On April 14, 2008 a new documentary aired on Channel 4 in the UK, showing Parfitt's search for the lost Ark of the Covenant which was the outcome of many years of research and which was also the subject of his 2008 book The Lost Ark of the Covenant.[2][3]. The search took him to Jerusalem and Zedekiah's Cave, a vast complex of caves underneath the city, to Jordan and Yemen, and then to Egypt and Ethiopia, and later to Zimbabwe. He concluded that the Ark of the Covenant was among other things a drum which had been led out of Jerusalem by Israelites in about 586 BC before the Babylonian invasion. The Israelites first moved east through Jordan and then settled in eastern Yemen in a town called Sena. However, agricultural stagnation caused by the possible breaking of a dam, forced the Israelites to cross over into Africa and they eventually settled in Zimbabwe. Genetic research into the Lemba people who inhabit the area around the Limpopo river shows that many Lemba males have a Y chromosome that is also found among the male descendants of the Jewish priesthood (part of the Levite tribe) in Israel. [4]. Parfitt believes that the drum which always served as some sort of weapon was replaced on numerous occasions as the Israelites travelled and the final incarnation of the drum was eventually found in a museum cupboard at the Museum of Human Sciences Harare, which was shown by carbon dating to hail back to around 1350 AD - one of the oldest wooden objects ever discovered in sub-Saharan Africa.
Parfitt questions the Exodus depiction of the Ark of the Covenant and believes that it could never have been made so elaborately out of gold, given the circumstances in which it was produced. The biblical description of the Ark was written many centuries after the events of the exodus and Parfitt believes that the descriptions owe much to Egyptian art and design which were dominant in Israel during that period. Ancient Rabbinic sources maintain that there were two Arks: the simple one hewn by Moses and the later and more elaborate one, made by Bezalel. According to the rabbis, the golden Ark was kept in the Temple and was only seen by the High Priest. It was only once (and disastrously) taken into battle, when it was captured. This was the simple wooden object made by Moses himself?a wooden container made from acacia wood?which was the Ark of War. It is the descendant of this Ark that Parfitt believes he found in Africa.

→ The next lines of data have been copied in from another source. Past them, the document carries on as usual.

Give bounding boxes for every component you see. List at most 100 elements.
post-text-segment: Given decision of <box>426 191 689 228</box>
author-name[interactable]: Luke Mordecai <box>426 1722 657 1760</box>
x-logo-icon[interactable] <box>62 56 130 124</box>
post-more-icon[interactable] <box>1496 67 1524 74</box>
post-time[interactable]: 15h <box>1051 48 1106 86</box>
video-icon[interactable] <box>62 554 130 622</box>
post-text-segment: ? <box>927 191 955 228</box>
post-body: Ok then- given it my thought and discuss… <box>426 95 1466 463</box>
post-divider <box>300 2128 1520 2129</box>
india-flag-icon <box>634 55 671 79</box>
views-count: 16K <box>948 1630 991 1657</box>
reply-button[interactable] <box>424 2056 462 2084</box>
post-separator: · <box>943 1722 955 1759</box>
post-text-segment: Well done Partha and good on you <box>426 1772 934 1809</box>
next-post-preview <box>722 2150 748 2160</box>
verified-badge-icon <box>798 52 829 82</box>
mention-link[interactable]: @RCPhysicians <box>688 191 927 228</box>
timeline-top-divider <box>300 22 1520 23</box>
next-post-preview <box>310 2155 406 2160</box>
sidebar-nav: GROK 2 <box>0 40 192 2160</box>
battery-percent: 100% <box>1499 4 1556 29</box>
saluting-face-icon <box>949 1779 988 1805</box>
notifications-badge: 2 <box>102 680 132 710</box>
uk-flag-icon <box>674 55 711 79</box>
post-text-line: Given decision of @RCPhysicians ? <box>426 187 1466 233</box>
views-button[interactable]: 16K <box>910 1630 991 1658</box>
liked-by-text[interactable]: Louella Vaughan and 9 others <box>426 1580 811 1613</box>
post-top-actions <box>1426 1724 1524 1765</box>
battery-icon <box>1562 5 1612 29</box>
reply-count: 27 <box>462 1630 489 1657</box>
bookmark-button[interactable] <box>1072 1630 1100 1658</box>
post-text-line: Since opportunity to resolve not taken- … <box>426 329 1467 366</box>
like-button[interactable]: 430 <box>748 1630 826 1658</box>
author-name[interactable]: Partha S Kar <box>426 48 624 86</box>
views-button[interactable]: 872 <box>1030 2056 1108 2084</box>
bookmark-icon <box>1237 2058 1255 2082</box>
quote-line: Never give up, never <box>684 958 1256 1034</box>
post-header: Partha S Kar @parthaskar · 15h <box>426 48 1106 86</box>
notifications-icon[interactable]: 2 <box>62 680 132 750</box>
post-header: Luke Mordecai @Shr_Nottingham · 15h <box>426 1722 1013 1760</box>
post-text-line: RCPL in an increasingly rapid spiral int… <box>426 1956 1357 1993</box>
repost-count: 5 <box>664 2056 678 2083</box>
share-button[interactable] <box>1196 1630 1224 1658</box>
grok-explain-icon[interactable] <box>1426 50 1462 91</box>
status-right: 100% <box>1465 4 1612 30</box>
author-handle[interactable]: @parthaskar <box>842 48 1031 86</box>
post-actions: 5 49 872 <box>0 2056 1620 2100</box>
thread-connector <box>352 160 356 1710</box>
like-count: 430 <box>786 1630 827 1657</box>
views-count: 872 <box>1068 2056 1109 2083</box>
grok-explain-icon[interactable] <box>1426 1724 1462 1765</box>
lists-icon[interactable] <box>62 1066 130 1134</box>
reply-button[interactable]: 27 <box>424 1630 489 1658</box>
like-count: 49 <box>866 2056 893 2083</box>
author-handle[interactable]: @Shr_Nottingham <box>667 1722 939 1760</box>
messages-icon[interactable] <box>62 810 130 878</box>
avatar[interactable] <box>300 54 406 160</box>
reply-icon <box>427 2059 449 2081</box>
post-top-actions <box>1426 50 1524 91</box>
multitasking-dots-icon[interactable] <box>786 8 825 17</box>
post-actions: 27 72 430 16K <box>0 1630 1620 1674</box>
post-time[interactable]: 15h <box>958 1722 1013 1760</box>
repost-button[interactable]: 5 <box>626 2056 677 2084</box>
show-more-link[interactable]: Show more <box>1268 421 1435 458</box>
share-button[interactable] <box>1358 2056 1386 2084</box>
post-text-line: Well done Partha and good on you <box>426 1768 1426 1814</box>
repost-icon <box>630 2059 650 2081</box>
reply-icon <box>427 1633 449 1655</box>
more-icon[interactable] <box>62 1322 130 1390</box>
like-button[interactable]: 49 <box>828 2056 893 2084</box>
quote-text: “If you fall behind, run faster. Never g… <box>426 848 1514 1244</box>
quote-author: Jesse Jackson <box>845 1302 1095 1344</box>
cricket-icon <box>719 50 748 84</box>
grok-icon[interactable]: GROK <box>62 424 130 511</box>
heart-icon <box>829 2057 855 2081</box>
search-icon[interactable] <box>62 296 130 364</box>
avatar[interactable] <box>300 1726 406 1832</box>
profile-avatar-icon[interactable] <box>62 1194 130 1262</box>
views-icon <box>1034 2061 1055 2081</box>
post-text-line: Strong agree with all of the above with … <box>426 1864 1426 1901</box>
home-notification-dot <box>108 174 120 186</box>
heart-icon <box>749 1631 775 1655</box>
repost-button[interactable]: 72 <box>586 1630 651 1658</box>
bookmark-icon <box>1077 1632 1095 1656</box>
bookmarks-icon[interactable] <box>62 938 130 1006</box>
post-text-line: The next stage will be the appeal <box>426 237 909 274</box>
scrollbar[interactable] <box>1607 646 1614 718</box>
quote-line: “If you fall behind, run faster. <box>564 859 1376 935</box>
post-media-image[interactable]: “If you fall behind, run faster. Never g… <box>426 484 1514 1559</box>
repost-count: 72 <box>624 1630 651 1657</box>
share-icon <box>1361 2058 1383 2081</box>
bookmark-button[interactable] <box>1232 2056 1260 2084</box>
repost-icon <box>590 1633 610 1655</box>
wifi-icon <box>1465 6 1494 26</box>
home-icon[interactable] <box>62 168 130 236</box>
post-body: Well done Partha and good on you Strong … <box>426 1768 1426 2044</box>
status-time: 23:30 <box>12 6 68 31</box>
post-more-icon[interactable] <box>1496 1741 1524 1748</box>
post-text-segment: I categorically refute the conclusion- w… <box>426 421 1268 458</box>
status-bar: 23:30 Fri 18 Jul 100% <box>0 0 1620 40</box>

However, his conclusions have been challenged by many. He introduced the remnants of a 650-year-old wooden and bowl-shaped war drum of an African tribe as the replica of the lost Ark of the Covenant, in the sense of the wooden container, without mention of the whereabouts of the contents of the Ark, and also made a statement that other Arks may well have existed. Nor did he mention where in Jewish tradition the Ark of the Covenant was ever described to have been used as a war drum - or why the Ark was spherical bowl shaped at its bottom, when it was made to house flat stone tablets as its primary purpose.